I've had the, um, privilege of benchmarking a few of the new up-and-coming ARM server systems and chips. It's pretty neat to be able to have four quad-core servers, each with 4GB of memory, pulling a total of 40W or so. That's a great system for a web server farm.
The problem is when you compare the throughput vs performance for high performance computing. For a few workloads, the new ARM systems compare favorably - giving a small edge in work done per watt. The performance advantage per watt in these workloads is usually less than 5%.
The best-case for the ARM systems, under workloads that are most ideal for the ARM systems in question: 105% of the performance for the same power draw.
If your workload doesn't scale to a large number of cores easily, or has a large amount of inter-process communication, the current ARM systems are hopeless. Even with a supposedly high-performance backplane in a chassis hosting around 40 ARM nodes, it was soundly trounced by one x86_64 node.
Note this is for a cluster system, so many x86_64 and ARM nodes are being used for the benchmark.
One node X86-64 can handle the workload of 40+ ARM nodes. Granted, you can fit 40+ ARM nodes in a 3U chassis, but it's still a lower overall compute density than with 1U x86_64 nodes. Simply throwing more cores at the problem doesn't necessarily give you the gains you'd think.
While ARM is theoretically capable of better performance/watt, it's impossible to get anything resembling theoretical in a supercomputing application. Any advantage ARM has in performance/watt is eaten up by the overhead of having to use so many (slower) cores. Very few workloads scale linearly as you throw in more cores, as various overheads (MPI, network, etc.) decrease the overall efficiency dramatically.
Currently, you can't use ARM for memory-hungry applications, as you'll hit the 4GB limit. 64-bit ARM is promising, but it's also not for sale.
The best performance per watt for supercomputing workloads is still found in accelerators, such as GPU's or Intel's Xeon Phi.
ARM is very promising for many datacenter type workloads, where there are a large number of unrelated, independent processes, such as a farm of web servers. (Any database backend is, however, a different matter).

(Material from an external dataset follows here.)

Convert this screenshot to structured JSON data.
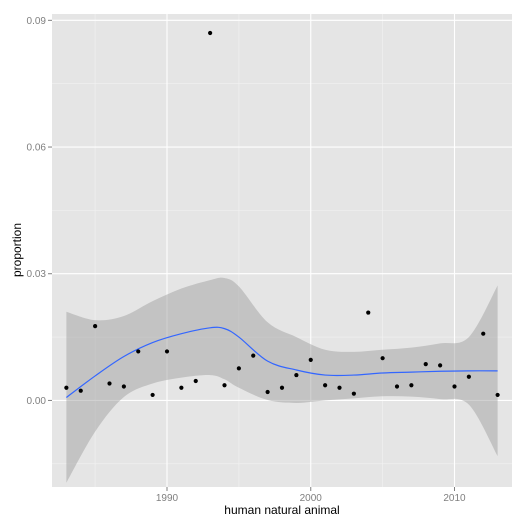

While slightly OT (as it's a non-supercomputing application): What if you want to use an application that uses Java server-side? Forget it. The current ARM JVM's (both openJDK as well as Oracle's) both appear to lack JIT; the only way to get Java to have a similar performance/watt between ARM and x86_64 is to disable JIT on x86_64. This is largely a software issue, but until it's fixed, forget about Java on an ARM server.